Pulmonary fibrosis (PF) is a fatal inflammatory disease with limited effective strategies. Epithelial-mesenchymal transition (EMT) is a pivotal origin of myofibroblasts that secrete extracellular matrix (ECM) in the development of PF. High mobility group box 1 (HMGB1), one of the mediators of inflammation, has been proved abnormal activation in the pathogenesis of PF. The present study was aimed to investigate the potential effects of total glycoside of Yupingfeng (YPF-G), the natural compound extracted from Yupingfeng san, on HMGB1 activation and EMT in bleomycin-induced PF, which was a serious disease of respiratory system. The Sprague-Dawley (SD) rat model of PF was duplicated by intratracheal instillation of bleomycin (5mgkg(-1)). After that, YPF-G (5, 10mgkg(-1)) and prednisone (5mgkg(-1)) were separately administered intragastrically, and then the rats were killed at days 14 and 28, respectively. Hematoxylin and eosin and Masson's trichrome staining were performed to assess the histopathologic level of lung tissues, western blotting and the common kits were utilized to investigate the hallmarks molecule expression of ECM and EMT, and the level of HMGB1 in lung tissues and serum.
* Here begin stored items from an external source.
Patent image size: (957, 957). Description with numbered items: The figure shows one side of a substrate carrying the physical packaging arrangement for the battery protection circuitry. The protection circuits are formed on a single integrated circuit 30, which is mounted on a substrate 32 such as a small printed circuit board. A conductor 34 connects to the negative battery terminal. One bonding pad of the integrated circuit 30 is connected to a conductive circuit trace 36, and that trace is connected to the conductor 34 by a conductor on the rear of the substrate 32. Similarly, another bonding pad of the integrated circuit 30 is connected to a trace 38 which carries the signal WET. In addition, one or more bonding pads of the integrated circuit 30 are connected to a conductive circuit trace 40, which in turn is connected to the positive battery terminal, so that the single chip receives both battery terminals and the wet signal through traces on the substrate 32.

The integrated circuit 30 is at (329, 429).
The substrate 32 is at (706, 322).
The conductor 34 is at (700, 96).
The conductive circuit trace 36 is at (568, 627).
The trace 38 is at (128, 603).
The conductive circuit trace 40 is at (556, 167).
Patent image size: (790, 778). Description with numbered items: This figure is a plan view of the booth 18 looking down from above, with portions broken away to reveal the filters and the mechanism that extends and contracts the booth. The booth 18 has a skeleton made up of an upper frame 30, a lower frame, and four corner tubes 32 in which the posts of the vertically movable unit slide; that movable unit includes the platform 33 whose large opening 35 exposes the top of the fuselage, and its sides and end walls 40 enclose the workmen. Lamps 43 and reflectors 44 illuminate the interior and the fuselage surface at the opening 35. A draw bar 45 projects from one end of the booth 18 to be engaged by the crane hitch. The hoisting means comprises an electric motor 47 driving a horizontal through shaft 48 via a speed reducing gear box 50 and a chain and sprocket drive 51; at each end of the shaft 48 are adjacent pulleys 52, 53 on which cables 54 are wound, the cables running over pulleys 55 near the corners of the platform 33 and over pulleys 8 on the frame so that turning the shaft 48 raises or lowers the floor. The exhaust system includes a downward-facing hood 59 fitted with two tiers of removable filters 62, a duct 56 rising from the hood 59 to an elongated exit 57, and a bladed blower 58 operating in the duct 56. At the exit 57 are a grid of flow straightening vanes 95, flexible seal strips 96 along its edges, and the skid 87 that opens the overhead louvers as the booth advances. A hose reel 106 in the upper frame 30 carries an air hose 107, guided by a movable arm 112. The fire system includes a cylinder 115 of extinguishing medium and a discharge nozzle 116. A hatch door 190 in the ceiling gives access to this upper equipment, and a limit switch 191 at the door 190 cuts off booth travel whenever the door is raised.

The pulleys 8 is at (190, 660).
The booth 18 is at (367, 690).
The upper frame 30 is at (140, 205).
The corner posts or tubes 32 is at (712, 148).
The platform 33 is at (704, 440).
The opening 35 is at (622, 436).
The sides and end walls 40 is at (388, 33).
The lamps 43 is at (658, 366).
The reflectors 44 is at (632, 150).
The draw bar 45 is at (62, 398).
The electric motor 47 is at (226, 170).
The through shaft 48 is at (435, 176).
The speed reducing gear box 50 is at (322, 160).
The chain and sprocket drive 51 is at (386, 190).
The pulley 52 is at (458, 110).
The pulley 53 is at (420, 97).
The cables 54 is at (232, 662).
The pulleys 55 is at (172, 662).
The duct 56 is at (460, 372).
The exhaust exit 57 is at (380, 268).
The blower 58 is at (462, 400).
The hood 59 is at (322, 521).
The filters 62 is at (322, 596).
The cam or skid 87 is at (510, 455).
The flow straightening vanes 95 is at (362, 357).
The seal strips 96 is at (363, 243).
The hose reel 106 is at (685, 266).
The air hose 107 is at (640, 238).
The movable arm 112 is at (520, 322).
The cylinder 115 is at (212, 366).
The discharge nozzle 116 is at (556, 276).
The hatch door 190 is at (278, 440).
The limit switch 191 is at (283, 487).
We found that both dose of YPF-G markedly reduced bleomycin-induced alveolitis and PF in rats. Besides, the levels of HMGB1, laminin, hyaluronic acid, and hydroxyproline were effectively reduced. Meanwhile, the increased protein expression of HMGB1 and the mesenchymal markers including vimentin and alpha-smooth muscle actin, and the decreased protein expression of epithelial marker E-cadherin were dramatically inhibited after YPF-G treatment. Our results demonstrated that YPF-G could ameliorate bleomycin-induced PF by reducing HMGB1 activation and reversing EMT.